Провинциальная история (Атанасов) - страница 18

— Человек меняется, — неожиданно вмешался Стоил.

— Это в книгах! — осадила его Мария.

— Смотря в каких книгах.

— Послушай, муженек! Ты можешь назвать мне философа, который открыл бы истину? Каждый придумывает свою теорию и подгоняет к ней жизнь. А жизнь идет вперед и в грош не ставит теорию, о которой завтра никто и не вспомнит.

— Это если теория грошовая, — возразил Стоил.

— Чепуха! — в пылу спора Мария обнажила колени. Приведи мне хоть один случай, чтобы женщина придумала теорию! Мы, слава богу, еще в своем уме! Женщина не строит иллюзий, они ей ни к чему. А вот вам, мужчинам, все бы ребячеством заниматься.

Мужчины переглянулись.

— В самом деле, вы же сущие дети! Всю жизнь играете в города и государства, придумываете трудности, втравляете в них людей и — жми на педали!.. Чего ухмыляетесь? Мой бедный муженек уже дошел до того, что даже дыхание измеряет у рабочего, а Христо с кнутом не расстается — стегает почем зря, видите ли, время не ждет! Какое такое время? Вам что, наперегонки бежать?
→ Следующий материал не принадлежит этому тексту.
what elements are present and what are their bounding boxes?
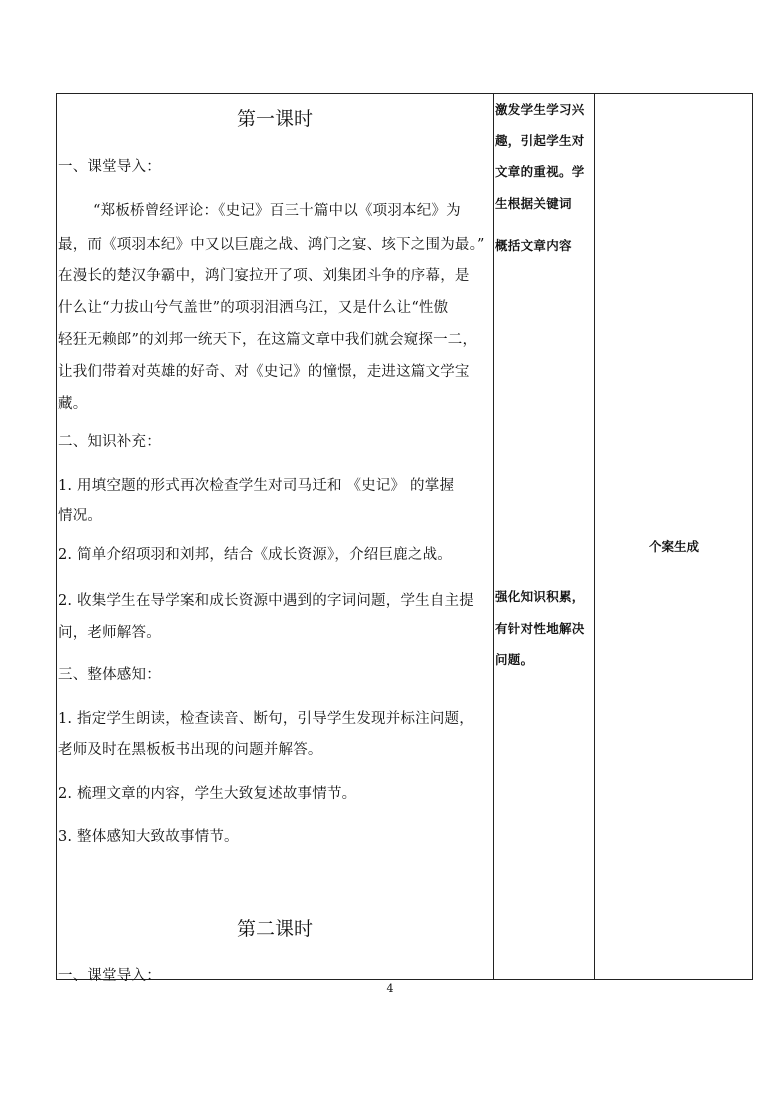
design-intent-column [494, 94, 594, 979]
overall-line: 2. 梳理文章的内容，学生大致复述故事情节。 [58, 786, 357, 802]
intro-line: 藏。 [58, 396, 88, 412]
section-heading: 一、课堂导入： [58, 968, 161, 984]
intro-line: 最，而《项羽本纪》中又以巨鹿之战、鸿门之宴、垓下之围为最。” [58, 237, 485, 253]
lesson2-title: 第二课时 [236, 918, 313, 940]
overall-line: 老师及时在黑板板书出现的问题并解答。 [58, 742, 323, 758]
section-heading: 一、课堂导入： [58, 159, 161, 175]
intro-line: 在漫长的楚汉争霸中，鸿门宴拉开了项、刘集团斗争的序幕，是 [58, 268, 470, 284]
overall-line: 3. 整体感知大致故事情节。 [58, 829, 239, 845]
knowledge-line: 1. 用填空题的形式再次检查学生对司马迁和 《史记》 的掌握 [58, 478, 455, 494]
knowledge-line: 问，老师解答。 [58, 625, 161, 641]
lesson-plan-table [56, 93, 753, 984]
note-line: 生根据关键词 [495, 196, 572, 211]
knowledge-line: 2. 简单介绍项羽和刘邦，结合《成长资源》，介绍巨鹿之战。 [58, 547, 452, 563]
note-line: 文章的重视。学 [495, 164, 585, 179]
note-line: 有针对性地解决 [495, 621, 585, 636]
intro-line: 让我们带着对英雄的好奇、对《史记》的憧憬，走进这篇文学宝 [58, 364, 470, 380]
note-line: 强化知识积累， [495, 589, 585, 604]
intro-line: 什么让“力拔山兮气盖世”的项羽泪洒乌江，又是什么让“性傲 [58, 300, 449, 316]
page-number: 4 [386, 982, 394, 995]
note-line: 激发学生学习兴 [495, 102, 585, 117]
section-heading: 二、知识补充： [58, 434, 161, 450]
note-line: 趣，引起学生对 [495, 133, 585, 148]
lesson1-title: 第一课时 [236, 108, 313, 130]
intro-line: “郑板桥曾经评论：《史记》百三十篇中以《项羽本纪》为 [93, 203, 461, 219]
knowledge-line: 情况。 [58, 508, 103, 524]
note-line: 问题。 [495, 652, 534, 667]
case-generation-label: 个案生成 [648, 539, 699, 554]
intro-line: 轻狂无赖郎”的刘邦一统天下，在这篇文章中我们就会窥探一二， [58, 332, 478, 348]
overall-line: 1. 指定学生朗读，检查读音、断句，引导学生发现并标注问题， [58, 711, 474, 727]
section-heading: 三、整体感知： [58, 667, 161, 683]
teaching-process-column [57, 94, 493, 984]
note-line: 概括文章内容 [495, 238, 572, 253]
case-generation-column [595, 94, 753, 979]
knowledge-line: 2. 收集学生在导学案和成长资源中遇到的字词问题，学生自主提 [58, 593, 474, 609]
Диманка больше не слушала. Эти разговоры ей были знакомы, к тому же Мария, как видно, по-женски подзадоривает их. Послушать бы сейчас отцовский граммофон, поболтать бы с матерью, с отцом. Но их уже нет. Ушли старики своим чередом.

Диманка любила, особенно осенней порой, побродить возле отчего дома, заходила во двор, сидела в садике. Открытый всем ветрам, обреченный на запустение, дом с каждым днем ветшал. Обезглавленная чешма[2] стоит обмотанная паклей, ее мраморная чаша засыпана опавшей листвой, цветы исчезли. Только буксовые кусты пока держатся, но и от них веет запустением. Однажды весной она заметила во дворе огненный венчик мака, обращенный к небу. Его беззвучный пурпурный смех оживлял застоявшуюся тишину, напоминая о красках былой жизни. Промытая дождями дубовая скамейка поманила ее к себе и перенесла в годы детства, юности — лучшую пору жизни. Нет, это время уже никогда не вернется, разве что в воспоминаниях. Тогда у нее впервые мелькнула мысль снова поселиться здесь, одной или с сыном, на лето или навсегда. Эта мысль все больше занимала ее последнее время, по мере того как рвались ее связи с окружающими, особенно с Христо, с никогда не унывающим Христо. Она его избрала в свое время или он ее? Конечно, избрали ее, робкую, неопытную, доверчивую. Теперь она отдавала себе отчет в том, что за ее робостью таилась тревога. Очень скоро она поняла, что ей чужд этот человек, с его буйным нравом и мужицкой предприимчивостью. Неопытный легко принимает сметку за знание, а остроумие — за интеллект, об этом она где-то читала. Диманка не могла отрицать того, что муж наделен природным умом, но ее не покидало ощущение, что у Христо есть какой-то свой потолок и преодолеть его он то ли не может, то ли не желает. И потом, его мышление отличалось какой-то грубостью, примитивностью, и с годами это проявлялось все больше. Он никогда не брался за дело, если не знал наверняка, какой будет результат. Нет, она вовсе не намерена обвинять его в эгоизме — Христо жил общественными делами, круг личных интересов был для него тесен, и вопреки этому бескорыстным его не назовешь.